Luego le dijo al señor Schwartenfeger un par de palabras que Anton no pudo entender y empezó a modelar entre sus manos la masa amarilla formando una figura en forma de salchicha.

—¡Pasta, es pasta! —susurró animado Anton.

—¿Eso es pasta? —preguntó perpleja Anna—. Pero si vosotros lo que tenéis normalmente son
monedas o billetes…

—¡No, no me refiero a ese tipo de pasta! —dijo Anton con una risita—. Es plastilina. Con ella se pueden modelar coches, casas, personas…

—¿Personas?— dijo Anna sonriendo irónicamente—. ¡No creo que Rüdiger vaya a modelar personas!

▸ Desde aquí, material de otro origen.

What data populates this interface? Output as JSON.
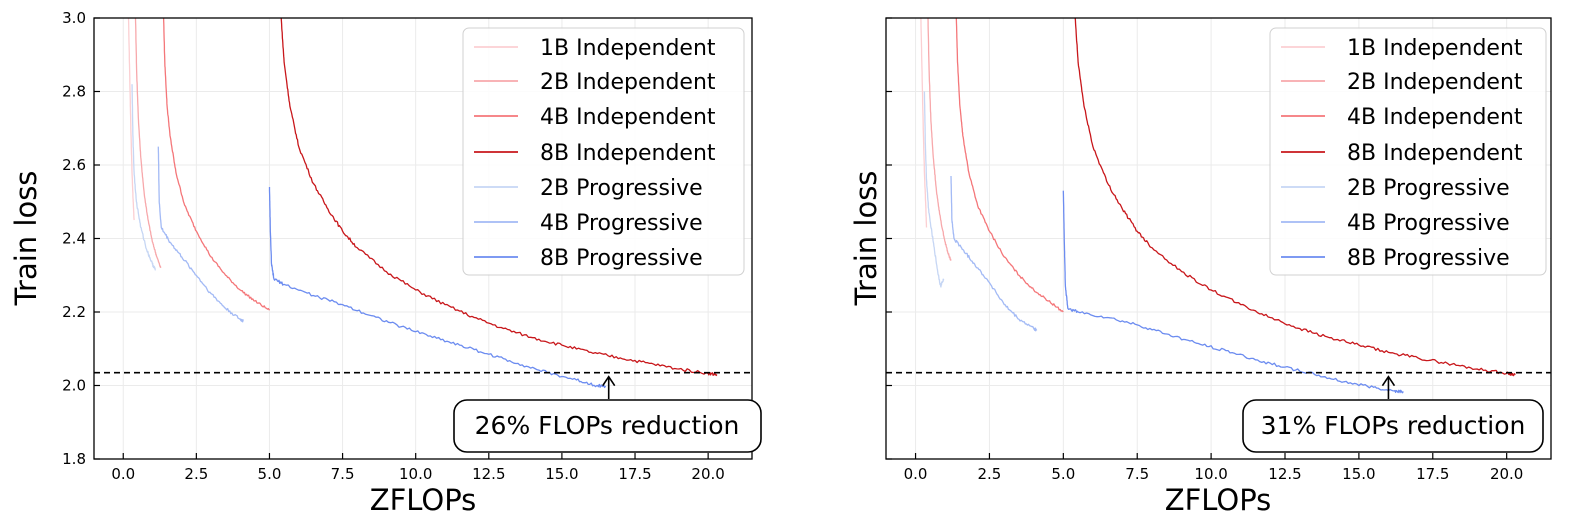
{
  "chart_data": [
    {
      "type": "line",
      "xlabel": "ZFLOPs",
      "ylabel": "Train loss",
      "xlim": [
        -1.0,
        21.5
      ],
      "ylim": [
        1.8,
        3.0
      ],
      "xticks": [
        0.0,
        2.5,
        5.0,
        7.5,
        10.0,
        12.5,
        15.0,
        17.5,
        20.0
      ],
      "xtick_labels": [
        "0.0",
        "2.5",
        "5.0",
        "7.5",
        "10.0",
        "12.5",
        "15.0",
        "17.5",
        "20.0"
      ],
      "yticks": [
        1.8,
        2.0,
        2.2,
        2.4,
        2.6,
        2.8,
        3.0
      ],
      "ytick_labels": [
        "1.8",
        "2.0",
        "2.2",
        "2.4",
        "2.6",
        "2.8",
        "3.0"
      ],
      "grid": true,
      "legend_position": "top-right",
      "reference_line_y": 2.035,
      "annotation": {
        "text": "26% FLOPs reduction",
        "arrow_x": 16.6,
        "arrow_y": 2.035
      },
      "series": [
        {
          "name": "1B Independent",
          "color": "#fbcfd2",
          "points": [
            [
              0.18,
              3.0
            ],
            [
              0.22,
              2.85
            ],
            [
              0.26,
              2.7
            ],
            [
              0.3,
              2.58
            ],
            [
              0.34,
              2.5
            ],
            [
              0.37,
              2.45
            ]
          ]
        },
        {
          "name": "2B Independent",
          "color": "#f7a8ab",
          "points": [
            [
              0.42,
              3.0
            ],
            [
              0.46,
              2.85
            ],
            [
              0.52,
              2.72
            ],
            [
              0.6,
              2.62
            ],
            [
              0.72,
              2.52
            ],
            [
              0.85,
              2.45
            ],
            [
              1.0,
              2.39
            ],
            [
              1.15,
              2.35
            ],
            [
              1.28,
              2.32
            ]
          ]
        },
        {
          "name": "4B Independent",
          "color": "#f47679",
          "points": [
            [
              1.38,
              3.0
            ],
            [
              1.42,
              2.88
            ],
            [
              1.5,
              2.76
            ],
            [
              1.6,
              2.68
            ],
            [
              1.8,
              2.58
            ],
            [
              2.1,
              2.49
            ],
            [
              2.5,
              2.42
            ],
            [
              3.0,
              2.35
            ],
            [
              3.5,
              2.3
            ],
            [
              4.0,
              2.26
            ],
            [
              4.5,
              2.23
            ],
            [
              5.0,
              2.205
            ]
          ]
        },
        {
          "name": "8B Independent",
          "color": "#c8171b",
          "points": [
            [
              5.4,
              3.0
            ],
            [
              5.5,
              2.88
            ],
            [
              5.7,
              2.76
            ],
            [
              6.0,
              2.65
            ],
            [
              6.5,
              2.55
            ],
            [
              7.0,
              2.48
            ],
            [
              7.5,
              2.42
            ],
            [
              8.0,
              2.375
            ],
            [
              9.0,
              2.31
            ],
            [
              10.0,
              2.26
            ],
            [
              11.0,
              2.22
            ],
            [
              12.0,
              2.185
            ],
            [
              13.0,
              2.155
            ],
            [
              14.0,
              2.13
            ],
            [
              15.0,
              2.11
            ],
            [
              16.0,
              2.09
            ],
            [
              17.0,
              2.075
            ],
            [
              18.0,
              2.06
            ],
            [
              19.0,
              2.045
            ],
            [
              20.0,
              2.033
            ],
            [
              20.3,
              2.03
            ]
          ]
        },
        {
          "name": "2B Progressive",
          "color": "#c6d6f4",
          "points": [
            [
              0.3,
              2.82
            ],
            [
              0.33,
              2.68
            ],
            [
              0.37,
              2.58
            ],
            [
              0.45,
              2.5
            ],
            [
              0.6,
              2.43
            ],
            [
              0.8,
              2.37
            ],
            [
              1.0,
              2.33
            ],
            [
              1.1,
              2.315
            ]
          ]
        },
        {
          "name": "4B Progressive",
          "color": "#a3baf5",
          "points": [
            [
              1.2,
              2.65
            ],
            [
              1.23,
              2.5
            ],
            [
              1.3,
              2.43
            ],
            [
              1.6,
              2.39
            ],
            [
              2.0,
              2.35
            ],
            [
              2.5,
              2.3
            ],
            [
              3.0,
              2.25
            ],
            [
              3.5,
              2.21
            ],
            [
              4.0,
              2.18
            ],
            [
              4.1,
              2.175
            ]
          ]
        },
        {
          "name": "8B Progressive",
          "color": "#6c8cf0",
          "points": [
            [
              5.0,
              2.54
            ],
            [
              5.03,
              2.42
            ],
            [
              5.07,
              2.33
            ],
            [
              5.15,
              2.29
            ],
            [
              5.5,
              2.275
            ],
            [
              6.5,
              2.245
            ],
            [
              7.5,
              2.22
            ],
            [
              8.5,
              2.19
            ],
            [
              9.5,
              2.16
            ],
            [
              10.5,
              2.135
            ],
            [
              11.5,
              2.11
            ],
            [
              12.5,
              2.085
            ],
            [
              13.5,
              2.06
            ],
            [
              14.5,
              2.035
            ],
            [
              15.5,
              2.015
            ],
            [
              16.2,
              2.0
            ],
            [
              16.5,
              1.998
            ]
          ]
        }
      ]
    },
    {
      "type": "line",
      "xlabel": "ZFLOPs",
      "ylabel": "Train loss",
      "xlim": [
        -1.0,
        21.5
      ],
      "ylim": [
        1.8,
        3.0
      ],
      "xticks": [
        0.0,
        2.5,
        5.0,
        7.5,
        10.0,
        12.5,
        15.0,
        17.5,
        20.0
      ],
      "xtick_labels": [
        "0.0",
        "2.5",
        "5.0",
        "7.5",
        "10.0",
        "12.5",
        "15.0",
        "17.5",
        "20.0"
      ],
      "yticks": [
        1.8,
        2.0,
        2.2,
        2.4,
        2.6,
        2.8,
        3.0
      ],
      "ytick_labels": [],
      "grid": true,
      "legend_position": "top-right",
      "reference_line_y": 2.035,
      "annotation": {
        "text": "31% FLOPs reduction",
        "arrow_x": 16.0,
        "arrow_y": 2.035
      },
      "series": [
        {
          "name": "1B Independent",
          "color": "#fbcfd2",
          "points": [
            [
              0.18,
              3.0
            ],
            [
              0.22,
              2.85
            ],
            [
              0.26,
              2.7
            ],
            [
              0.3,
              2.58
            ],
            [
              0.34,
              2.5
            ],
            [
              0.37,
              2.43
            ]
          ]
        },
        {
          "name": "2B Independent",
          "color": "#f7a8ab",
          "points": [
            [
              0.42,
              3.0
            ],
            [
              0.46,
              2.85
            ],
            [
              0.52,
              2.72
            ],
            [
              0.6,
              2.62
            ],
            [
              0.72,
              2.52
            ],
            [
              0.85,
              2.45
            ],
            [
              1.0,
              2.39
            ],
            [
              1.1,
              2.36
            ],
            [
              1.2,
              2.34
            ]
          ]
        },
        {
          "name": "4B Independent",
          "color": "#f47679",
          "points": [
            [
              1.38,
              3.0
            ],
            [
              1.42,
              2.88
            ],
            [
              1.5,
              2.76
            ],
            [
              1.6,
              2.68
            ],
            [
              1.8,
              2.58
            ],
            [
              2.1,
              2.49
            ],
            [
              2.5,
              2.42
            ],
            [
              3.0,
              2.35
            ],
            [
              3.5,
              2.3
            ],
            [
              4.0,
              2.26
            ],
            [
              4.5,
              2.23
            ],
            [
              5.0,
              2.2
            ]
          ]
        },
        {
          "name": "8B Independent",
          "color": "#c8171b",
          "points": [
            [
              5.4,
              3.0
            ],
            [
              5.5,
              2.88
            ],
            [
              5.7,
              2.76
            ],
            [
              6.0,
              2.65
            ],
            [
              6.5,
              2.55
            ],
            [
              7.0,
              2.48
            ],
            [
              7.5,
              2.42
            ],
            [
              8.0,
              2.375
            ],
            [
              9.0,
              2.31
            ],
            [
              10.0,
              2.26
            ],
            [
              11.0,
              2.22
            ],
            [
              12.0,
              2.185
            ],
            [
              13.0,
              2.155
            ],
            [
              14.0,
              2.13
            ],
            [
              15.0,
              2.11
            ],
            [
              16.0,
              2.09
            ],
            [
              17.0,
              2.075
            ],
            [
              18.0,
              2.06
            ],
            [
              19.0,
              2.045
            ],
            [
              20.0,
              2.033
            ],
            [
              20.3,
              2.03
            ]
          ]
        },
        {
          "name": "2B Progressive",
          "color": "#c6d6f4",
          "points": [
            [
              0.3,
              2.8
            ],
            [
              0.33,
              2.66
            ],
            [
              0.37,
              2.56
            ],
            [
              0.45,
              2.47
            ],
            [
              0.6,
              2.39
            ],
            [
              0.75,
              2.31
            ],
            [
              0.85,
              2.27
            ],
            [
              0.95,
              2.29
            ]
          ]
        },
        {
          "name": "4B Progressive",
          "color": "#a3baf5",
          "points": [
            [
              1.2,
              2.57
            ],
            [
              1.23,
              2.45
            ],
            [
              1.3,
              2.4
            ],
            [
              1.6,
              2.37
            ],
            [
              2.0,
              2.33
            ],
            [
              2.5,
              2.28
            ],
            [
              3.0,
              2.22
            ],
            [
              3.5,
              2.18
            ],
            [
              4.0,
              2.155
            ],
            [
              4.1,
              2.15
            ]
          ]
        },
        {
          "name": "8B Progressive",
          "color": "#6c8cf0",
          "points": [
            [
              5.0,
              2.53
            ],
            [
              5.03,
              2.4
            ],
            [
              5.07,
              2.27
            ],
            [
              5.15,
              2.21
            ],
            [
              5.5,
              2.2
            ],
            [
              6.5,
              2.185
            ],
            [
              7.5,
              2.165
            ],
            [
              8.5,
              2.14
            ],
            [
              9.5,
              2.115
            ],
            [
              10.5,
              2.095
            ],
            [
              11.5,
              2.07
            ],
            [
              12.5,
              2.05
            ],
            [
              13.5,
              2.03
            ],
            [
              14.5,
              2.01
            ],
            [
              15.5,
              1.995
            ],
            [
              16.2,
              1.985
            ],
            [
              16.5,
              1.984
            ]
          ]
        }
      ]
    }
  ]
}
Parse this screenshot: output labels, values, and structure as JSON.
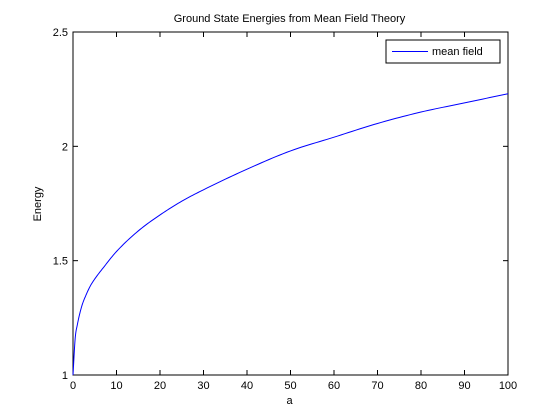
{
  "chart_data": {
    "type": "line",
    "title": "Ground State Energies from Mean Field Theory",
    "xlabel": "a",
    "ylabel": "Energy",
    "xlim": [
      0,
      100
    ],
    "ylim": [
      1,
      2.5
    ],
    "xticks": [
      0,
      10,
      20,
      30,
      40,
      50,
      60,
      70,
      80,
      90,
      100
    ],
    "yticks": [
      1,
      1.5,
      2,
      2.5
    ],
    "ytick_labels": [
      "1",
      "1.5",
      "2",
      "2.5"
    ],
    "grid": false,
    "legend_position": "top-right",
    "series": [
      {
        "name": "mean field",
        "color": "#0000ff",
        "x": [
          0,
          0.5,
          1,
          2,
          3,
          4,
          5,
          7,
          10,
          15,
          20,
          25,
          30,
          40,
          50,
          60,
          70,
          80,
          90,
          100
        ],
        "y": [
          1.0,
          1.16,
          1.22,
          1.3,
          1.35,
          1.39,
          1.42,
          1.47,
          1.54,
          1.63,
          1.7,
          1.76,
          1.81,
          1.9,
          1.98,
          2.04,
          2.1,
          2.15,
          2.19,
          2.23
        ]
      }
    ]
  }
}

Y tenía razón: lo que salió de entre los huesudos dedos del pequeño vampiro parecía un ataúd… un mini ataúd.

Anton se sonrió.

—Última moda: ¡un ataúd
amarillo
!

Sin embargo, modelando, el pequeño vampiro parecía haberse olvidado incluso de su repugnancia al color amarillo, pues hizo además dos cruces de tumba y una rata. Cuando lo terminó ya había gastado toda la plastilina.

El pequeño vampiro levantó la cabeza y miró al señor Schwartenfeger muy esperanzado, pero el psicólogo sacudió la cabeza riéndose con buena intención.

—Al parecer la sesión de Rüdiger ha terminado por hoy —susurró Anton.

—¡
Yo
también tengo ya bastante! —le contestó Anna susurrando también.

Anton le dirigió una mirada sorprendida. A él los ejercicios le parecían siempre casi un juego. El pequeño vampiro, por el contrario, parecía estar muy agotado después de las sesiones. ¡Y parecía que a Anna le ocurría exactamente lo mismo a pesar de que sólo había estado mirando!